As to the atrocities of 1994 is thought in Rwanda is highly political. Certain questions of responsibility and fault are excluded in the public discussion. But the Silence must not necessarily be repressive reasons, the historian Rainer Schmidt to consider. For almost three years, he teaches as a German guest lecturer at the University of Rwanda in political science and history. He says: There is also a pragmatic Silence that could help to overcome trauma.

Germany’s Silence after the Second world war

To understand what Rwanda’s young Generation is of concern currently, it helps to look in the German post-war history. Also in Germany at the end prevailed after the war’s first year-long Silence. Only the ‘ 68-Generation, the German “Generation After”, set out the spiral of silence to break through. “You don’t want to follow their parents, who didn’t want a lid on the story,” explains Rainer Schmidt. “The pressure on their own body, have felt that had to be drained.”

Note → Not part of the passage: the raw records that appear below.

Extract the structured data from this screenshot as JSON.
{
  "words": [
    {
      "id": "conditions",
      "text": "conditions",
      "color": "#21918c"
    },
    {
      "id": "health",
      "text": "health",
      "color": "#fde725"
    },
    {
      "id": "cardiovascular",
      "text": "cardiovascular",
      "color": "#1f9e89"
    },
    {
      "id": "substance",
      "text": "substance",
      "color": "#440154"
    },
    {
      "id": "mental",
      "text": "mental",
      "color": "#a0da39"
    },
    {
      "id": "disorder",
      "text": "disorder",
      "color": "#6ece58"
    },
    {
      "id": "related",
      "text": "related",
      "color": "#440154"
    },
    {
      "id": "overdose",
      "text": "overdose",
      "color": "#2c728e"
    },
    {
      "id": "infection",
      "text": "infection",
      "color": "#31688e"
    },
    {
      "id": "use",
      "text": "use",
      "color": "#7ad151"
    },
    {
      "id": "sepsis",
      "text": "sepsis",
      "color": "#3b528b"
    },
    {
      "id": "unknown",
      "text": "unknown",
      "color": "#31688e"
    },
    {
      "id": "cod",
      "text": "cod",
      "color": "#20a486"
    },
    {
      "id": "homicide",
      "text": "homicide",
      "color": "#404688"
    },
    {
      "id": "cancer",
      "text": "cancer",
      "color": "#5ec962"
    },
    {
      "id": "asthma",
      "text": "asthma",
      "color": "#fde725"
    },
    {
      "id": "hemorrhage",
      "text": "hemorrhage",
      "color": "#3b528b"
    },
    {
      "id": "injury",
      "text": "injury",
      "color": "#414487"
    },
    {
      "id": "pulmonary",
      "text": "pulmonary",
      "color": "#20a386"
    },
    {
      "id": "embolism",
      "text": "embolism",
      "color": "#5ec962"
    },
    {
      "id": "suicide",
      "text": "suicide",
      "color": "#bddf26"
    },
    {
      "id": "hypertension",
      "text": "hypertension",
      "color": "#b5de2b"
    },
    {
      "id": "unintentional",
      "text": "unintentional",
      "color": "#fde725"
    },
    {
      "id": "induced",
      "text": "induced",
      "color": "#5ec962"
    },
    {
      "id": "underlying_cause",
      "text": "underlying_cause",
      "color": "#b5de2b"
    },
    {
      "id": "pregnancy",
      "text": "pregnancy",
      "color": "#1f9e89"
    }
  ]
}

Whether Rwanda is now at a similar crossroads as Germany in 1968, is open. Historical Parallels can help you to understand, but also to mislead. To draw “a direct comparison is difficult, because such memory processes play always in specific historical and cultural constellations that can never be reproduced,” says Rainer Schmidt. The post-war years, the victim and the perpetrator had not lived in Germany in the same scale side-by-side, as it is today in Rwanda.

What is the direction you want to turn your country at the time of a reminder in the future, is for Liliane Niyigema on the Hand. You want, that your Generation will be heard. “We can’t change the past, but we need to be able to understand, so that we can experience healing and reconciliation. Our time is now.”